Dari Auf bin Malik Al thufauil: Tentang sebuah Jual-beli atau pemberian sesuatu yang dilakukan Aisyah, Abdullah bin Zubair r.a. berkata, "Demi Allah, Aisyah harus menghentikan atau mencegahnya untuk menggunakan hartanya." Aisyah bertanya, "Benarkah ia mengatakan demikian?" Para sahabat menjawab, "Benar." Aisyah berkata, "Apa yang dikatakannya telah dicatat di sisi Allah, dan aku bernazar bahwa aku tidak akan berbicara dengan Ibn Al Zubair untuk selamnya."

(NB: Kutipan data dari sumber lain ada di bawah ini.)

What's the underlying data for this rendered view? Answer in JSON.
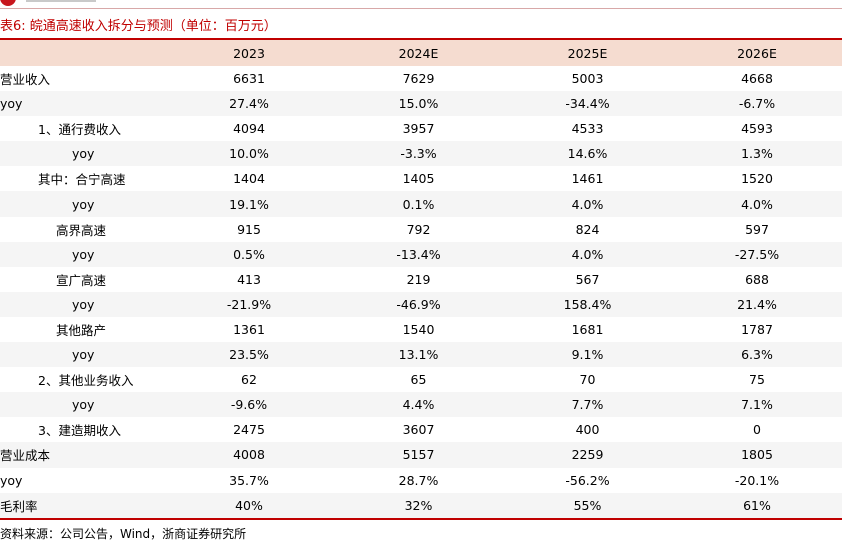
{
  "title": "表6:  皖通高速收入拆分与预测（单位：百万元）",
  "columns": [
    "",
    "2023",
    "2024E",
    "2025E",
    "2026E"
  ],
  "rows": [
    {
      "label": "营业收入",
      "indent": 0,
      "values": [
        "6631",
        "7629",
        "5003",
        "4668"
      ]
    },
    {
      "label": "yoy",
      "indent": 0,
      "values": [
        "27.4%",
        "15.0%",
        "-34.4%",
        "-6.7%"
      ]
    },
    {
      "label": "1、通行费收入",
      "indent": 1,
      "values": [
        "4094",
        "3957",
        "4533",
        "4593"
      ]
    },
    {
      "label": "yoy",
      "indent": 2,
      "values": [
        "10.0%",
        "-3.3%",
        "14.6%",
        "1.3%"
      ]
    },
    {
      "label": "其中：合宁高速",
      "indent": 1,
      "values": [
        "1404",
        "1405",
        "1461",
        "1520"
      ]
    },
    {
      "label": "yoy",
      "indent": 2,
      "values": [
        "19.1%",
        "0.1%",
        "4.0%",
        "4.0%"
      ]
    },
    {
      "label": "高界高速",
      "indent": 3,
      "values": [
        "915",
        "792",
        "824",
        "597"
      ]
    },
    {
      "label": "yoy",
      "indent": 2,
      "values": [
        "0.5%",
        "-13.4%",
        "4.0%",
        "-27.5%"
      ]
    },
    {
      "label": "宣广高速",
      "indent": 3,
      "values": [
        "413",
        "219",
        "567",
        "688"
      ]
    },
    {
      "label": "yoy",
      "indent": 2,
      "values": [
        "-21.9%",
        "-46.9%",
        "158.4%",
        "21.4%"
      ]
    },
    {
      "label": "其他路产",
      "indent": 3,
      "values": [
        "1361",
        "1540",
        "1681",
        "1787"
      ]
    },
    {
      "label": "yoy",
      "indent": 2,
      "values": [
        "23.5%",
        "13.1%",
        "9.1%",
        "6.3%"
      ]
    },
    {
      "label": "2、其他业务收入",
      "indent": 1,
      "values": [
        "62",
        "65",
        "70",
        "75"
      ]
    },
    {
      "label": "yoy",
      "indent": 2,
      "values": [
        "-9.6%",
        "4.4%",
        "7.7%",
        "7.1%"
      ]
    },
    {
      "label": "3、建造期收入",
      "indent": 1,
      "values": [
        "2475",
        "3607",
        "400",
        "0"
      ]
    },
    {
      "label": "营业成本",
      "indent": 0,
      "values": [
        "4008",
        "5157",
        "2259",
        "1805"
      ]
    },
    {
      "label": "yoy",
      "indent": 0,
      "values": [
        "35.7%",
        "28.7%",
        "-56.2%",
        "-20.1%"
      ]
    },
    {
      "label": "毛利率",
      "indent": 0,
      "values": [
        "40%",
        "32%",
        "55%",
        "61%"
      ]
    }
  ],
  "source": "资料来源：公司公告，Wind，浙商证券研究所",
  "colors": {
    "accent": "#c00000",
    "header_bg": "#f5dcd0",
    "stripe_bg": "#f5f5f5"
  }
}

Setelah lama tidak saling menyapa, Ibn Al Zubair meminta bantuan orang lain agar bisa bertemu dengan Aisyah. Akan tetapi Aisyah berkata, "Demi Allah, Tidak. Aku tidak akan menerima perantaranya dan membatalkan nazarku." Kemudain Abdullah bin Al Zubair berbicara kepada Al Miswar bin Mukharamah dan Abdurrahman bin Al Aswad bin Abd Yaghuts. Kepada mereka, Ibn Zubair berkata, "Allah meninggikan derajat kalian jika kalian bisa mempertemukanku dengan Aisyah r.a. Sebab, ia tidak boleh bernazar untuk memutuskan silaturahmi denganku." Al Miswar dan Abdurrahman menyanggupi sehingga keduanya meminta izin kepada Aisyah r.a. Mereka berkata, "Assalamu alaikum warah matullahi wabarakatuh. Apakah kami boleh masuk?" Aisyah menjawab, "Masuklah!" Mereka bertanya lagi, "Apakah kami semua?" Aisyah menjawab, "Ya, kalian semua-Aisyah tidak mengetahui bahwa Abdullah bin Al Zubair bersama mereka."

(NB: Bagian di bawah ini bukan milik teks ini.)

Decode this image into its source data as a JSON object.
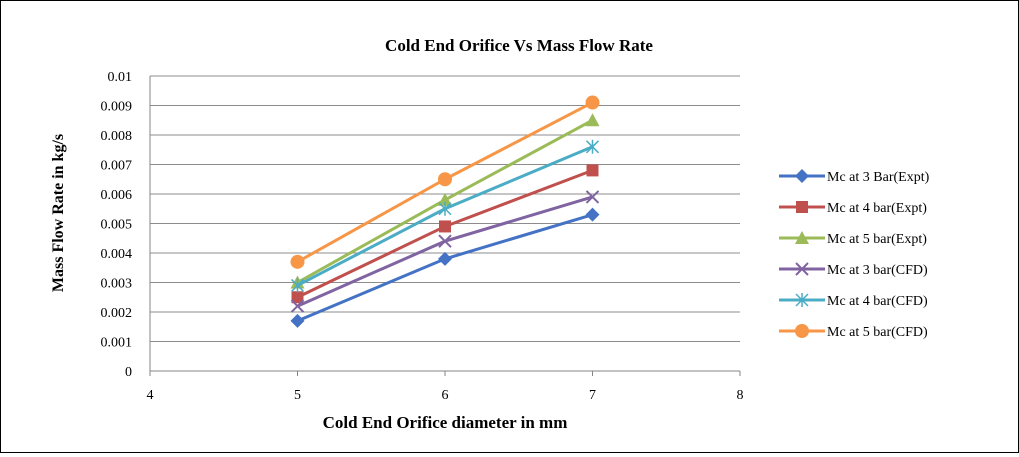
{
  "chart_data": {
    "type": "line",
    "title": "Cold End Orifice Vs Mass Flow Rate",
    "xlabel": "Cold End Orifice diameter in mm",
    "ylabel": "Mass Flow Rate in kg/s",
    "xlim": [
      4,
      8
    ],
    "ylim": [
      0,
      0.01
    ],
    "x_ticks": [
      "4",
      "5",
      "6",
      "7",
      "8"
    ],
    "y_ticks": [
      "0",
      "0.001",
      "0.002",
      "0.003",
      "0.004",
      "0.005",
      "0.006",
      "0.007",
      "0.008",
      "0.009",
      "0.01"
    ],
    "grid": "horizontal",
    "legend_position": "right",
    "x": [
      5,
      6,
      7
    ],
    "series": [
      {
        "name": "Mc at 3 Bar(Expt)",
        "values": [
          0.0017,
          0.0038,
          0.0053
        ],
        "color": "#4472C4",
        "marker": "diamond"
      },
      {
        "name": "Mc at 4 bar(Expt)",
        "values": [
          0.0025,
          0.0049,
          0.0068
        ],
        "color": "#C0504D",
        "marker": "square"
      },
      {
        "name": "Mc at 5 bar(Expt)",
        "values": [
          0.003,
          0.0058,
          0.0085
        ],
        "color": "#9BBB59",
        "marker": "triangle"
      },
      {
        "name": "Mc at 3 bar(CFD)",
        "values": [
          0.0022,
          0.0044,
          0.0059
        ],
        "color": "#8064A2",
        "marker": "x"
      },
      {
        "name": "Mc at 4 bar(CFD)",
        "values": [
          0.0029,
          0.0055,
          0.0076
        ],
        "color": "#4BACC6",
        "marker": "star"
      },
      {
        "name": "Mc at 5 bar(CFD)",
        "values": [
          0.0037,
          0.0065,
          0.0091
        ],
        "color": "#F79646",
        "marker": "circle"
      }
    ]
  }
}
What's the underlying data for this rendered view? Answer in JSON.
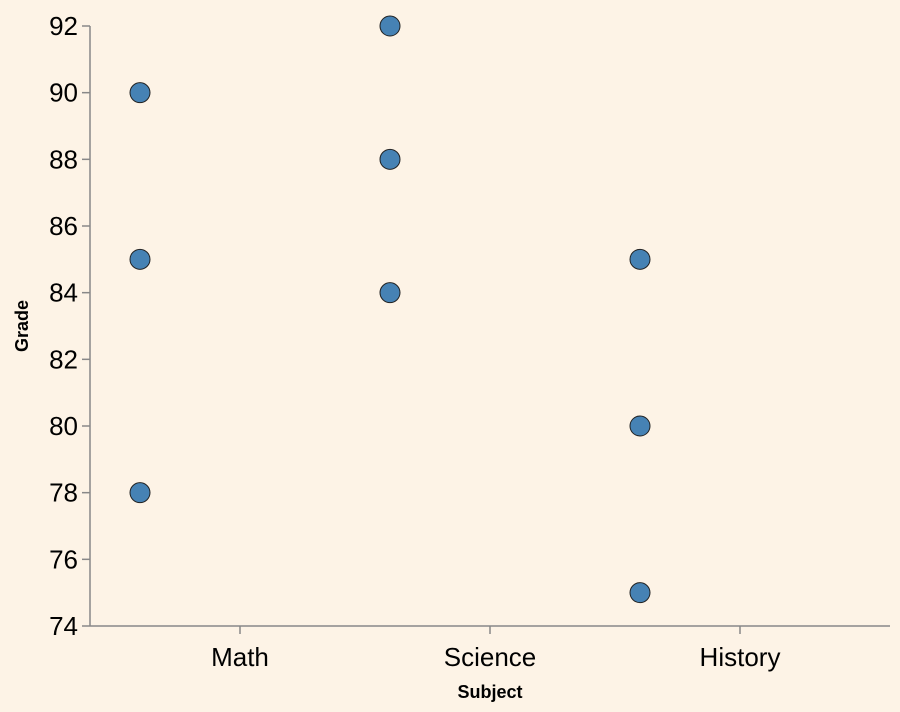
{
  "chart_data": {
    "type": "scatter",
    "title": "",
    "xlabel": "Subject",
    "ylabel": "Grade",
    "categories": [
      "Math",
      "Science",
      "History"
    ],
    "ylim": [
      74,
      92
    ],
    "yticks": [
      "74",
      "76",
      "78",
      "80",
      "82",
      "84",
      "86",
      "88",
      "90",
      "92"
    ],
    "grid": false,
    "point_color": "#4682b4",
    "background": "#fdf3e6",
    "points": [
      {
        "x": "Math",
        "y": 90
      },
      {
        "x": "Math",
        "y": 85
      },
      {
        "x": "Math",
        "y": 78
      },
      {
        "x": "Science",
        "y": 92
      },
      {
        "x": "Science",
        "y": 88
      },
      {
        "x": "Science",
        "y": 84
      },
      {
        "x": "History",
        "y": 85
      },
      {
        "x": "History",
        "y": 80
      },
      {
        "x": "History",
        "y": 75
      }
    ]
  }
}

Ketika Abdullah bin Zubair memasuki hijab, ia segera meminta maaf kepada Aisyah sambil menangis. Abdurrahman dan Al Miswar ikut membujuk Aisyah agar menerima dan berbicara kepada Al Zubair. Mereka berkata, Sesungguhnya Rasulullah Saw. telah melarang apa yang kamu ketahui, yaitu tidak saling menyapa. Seorang muslim tidak boleh mendiamkan saudaranya lebih dari tiga hari." Setelah itu mereka memberikan banyak nasehat kepada Aisyah, akhirnya Aisyah menyadarinya dan menangis. Ia berkata, "Aku telah bernazar dan nazar itu sangat berat."

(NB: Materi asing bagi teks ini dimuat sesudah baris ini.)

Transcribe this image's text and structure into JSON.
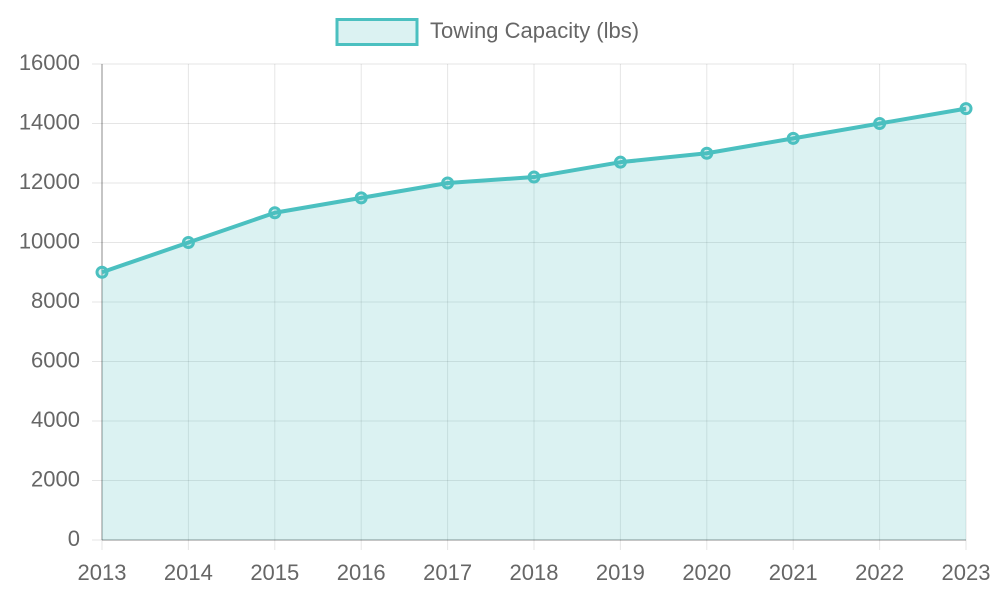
{
  "chart_data": {
    "type": "line",
    "categories": [
      "2013",
      "2014",
      "2015",
      "2016",
      "2017",
      "2018",
      "2019",
      "2020",
      "2021",
      "2022",
      "2023"
    ],
    "series": [
      {
        "name": "Towing Capacity (lbs)",
        "color": "#4bc0c0",
        "values": [
          9000,
          10000,
          11000,
          11500,
          12000,
          12200,
          12700,
          13000,
          13500,
          14000,
          14500
        ]
      }
    ],
    "fill": true,
    "ylim": [
      0,
      16000
    ],
    "yticks": [
      0,
      2000,
      4000,
      6000,
      8000,
      10000,
      12000,
      14000,
      16000
    ],
    "grid": true,
    "legend": "top"
  }
}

Abdurrahman dan Al Miswar terus membujuk Aisyah hingga ia mau berbicara dengan Abdullah bin Al Zubair. Untuk menebus nazarnya Aisyah membebaskan empat puluh budak. Setiap kali teringat pada nazar itu, Aisyah selalu menangis hingga air mata selalu membasahi jilbabnya (H.R. Al Bukhari)

Dari Abu Hurairah r.a.: Rasulullah Saw. bersabda, "Seorang perempuan pelacur melihat seekor anjing yang sedang menjulurkan lidahnya di tepi sebuah sumur. Anjing itu hampir mati kehausan. Perempuan tersebut melepas sepatunya dan mengikatnya dengan kerudung untuk mengambil air dari sumur, lalu ia meminumkannya kepada anjing. Oleh karena itu, dosa-dosanya diampuni." (H.R. Al Bukhari)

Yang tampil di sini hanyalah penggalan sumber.